Pollution and trespass

Light pollution -light that is unnecessarily thrown straight up into the atmosphere-from outdoor fixtures initially became an issue among astronomers when light intruded on their ability to view the skies at night. It has also become a symptom of urban sprawl, as the spread of a city casts its light to surrounding areas. Similarly, light trespass -light that is thrown outside of the area intended to be illuminated, such as onto neighboring houses or businesses-is an issue that is worst in large cities.

Around buildings, the biggest culprits of pollution and trespass are the fixtures found in security, display and parking-lot lighting. The most commonly prescribed remedy is specifying fully shielded , or full-cutoff , fixtures for all exterior illumination. These fixtures direct light down and to the sides by blocking or reflecting it. In order to be classified as a fully shielded fixture, no light can be thrown above a horizontal line through the fixture. Many manufacturers now produce such fixtures for outdoor applications, or can even provide shields to be retrofitted onto current fixtures.

Other large producers of light pollution and trespass are sports parks or fields, with the required lighting levels reaching up to 300 foot-candles in some of the most prominent professional venues. In addition to the pollution and trespass issues, poor lighting design-that shoots light all over rather than concentrating it onto the players and fans-can often increase glare, which in the end makes it more difficult to play and watch the game.

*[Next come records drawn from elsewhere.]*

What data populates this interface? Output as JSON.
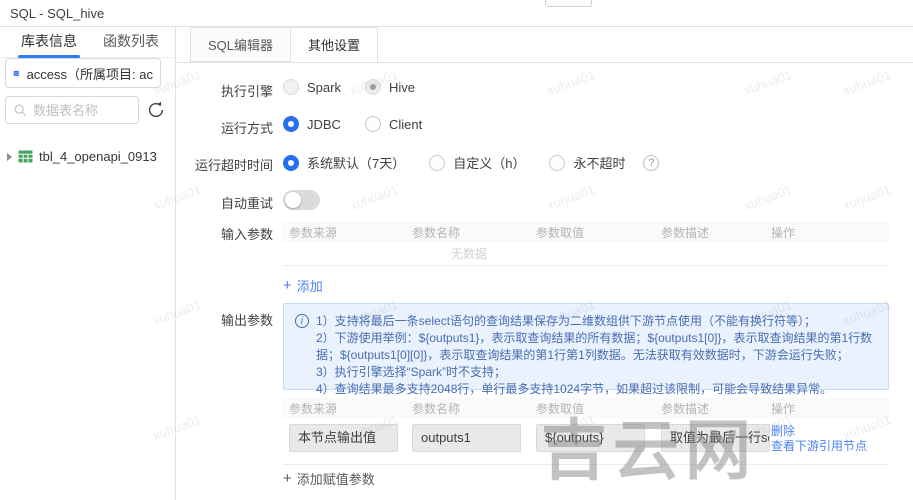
{
  "header": {
    "title": "SQL - SQL_hive"
  },
  "watermark": {
    "text": "xuhua01",
    "site_text": "吉云网"
  },
  "sidebar": {
    "tabs": [
      {
        "label": "库表信息"
      },
      {
        "label": "函数列表"
      }
    ],
    "db_selector": {
      "label": "access（所属项目: ac"
    },
    "search": {
      "placeholder": "数据表名称"
    },
    "tree": [
      {
        "label": "tbl_4_openapi_0913"
      }
    ]
  },
  "main": {
    "tabs": [
      {
        "label": "SQL编辑器"
      },
      {
        "label": "其他设置"
      }
    ],
    "form": {
      "engine": {
        "label": "执行引擎",
        "options": [
          {
            "label": "Spark",
            "checked": false,
            "disabled": true
          },
          {
            "label": "Hive",
            "checked": true,
            "disabled": true
          }
        ]
      },
      "run_mode": {
        "label": "运行方式",
        "options": [
          {
            "label": "JDBC",
            "checked": true
          },
          {
            "label": "Client",
            "checked": false
          }
        ]
      },
      "timeout": {
        "label": "运行超时时间",
        "options": [
          {
            "label": "系统默认（7天）",
            "checked": true
          },
          {
            "label": "自定义（h）",
            "checked": false
          },
          {
            "label": "永不超时",
            "checked": false
          }
        ],
        "help_glyph": "?"
      },
      "auto_retry": {
        "label": "自动重试",
        "enabled": false
      },
      "input_params": {
        "label": "输入参数",
        "columns": [
          "参数来源",
          "参数名称",
          "参数取值",
          "参数描述",
          "操作"
        ],
        "empty_text": "无数据",
        "add_label": "添加"
      },
      "output_params": {
        "label": "输出参数",
        "notice": [
          "1）支持将最后一条select语句的查询结果保存为二维数组供下游节点使用（不能有换行符等）；",
          "2）下游使用举例：${outputs1}，表示取查询结果的所有数据；${outputs1[0]}，表示取查询结果的第1行数据；${outputs1[0][0]}，表示取查询结果的第1行第1列数据。无法获取有效数据时，下游会运行失败；",
          "3）执行引擎选择“Spark”时不支持；",
          "4）查询结果最多支持2048行，单行最多支持1024字节，如果超过该限制，可能会导致结果异常。"
        ],
        "columns": [
          "参数来源",
          "参数名称",
          "参数取值",
          "参数描述",
          "操作"
        ],
        "row": {
          "source": "本节点输出值",
          "name": "outputs1",
          "value": "${outputs}",
          "desc": "取值为最后一行sele",
          "actions": [
            "删除",
            "查看下游引用节点"
          ]
        },
        "add_label": "添加赋值参数"
      }
    }
  },
  "colors": {
    "accent": "#2670f0",
    "link": "#4d82f2",
    "notice_bg": "#e9f2fd",
    "notice_text": "#4a6db3",
    "table_icon_green": "#45a45f",
    "db_icon_blue": "#3b7cf7"
  }
}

Glare is a facet of illumination quality , an area where a great deal of current outdoor lighting does not rate well. Lighting on and around buildings is quite often guilty of trying to illuminate a large area with one large lighting source, which not only contributes to pollution, but also compromises light quality. Floodlights that spread light over a large area often cause a great deal of glare and shadow, which can actually be counterproductive in security applications.

Energy efficiency

With the amount of wasted outdoor lighting, choosing the most cost-effective lamp can be an important way of improving energy efficiency . In many security and parking-lot applications, low-pressure sodium fixtures -which offer poor color rendering but excellent energy efficiency-will actually be sufficient.

Controlling the times that fixtures are on is another way of cutting energy usage. Lighting control in the form of timers and photosensors has become standard practice in outdoor lighting applications and should always be used to limit unnecessary lighting. Another energy-saving control is the motion sensor , which can turn on the lights only when a person is present.

By specifying the correct lamp, directing it only toward its outdoor application and seeing that it only shines when necessary, lighting designers can help protect the outdoor environment while improving the quality of illumination and saving energy.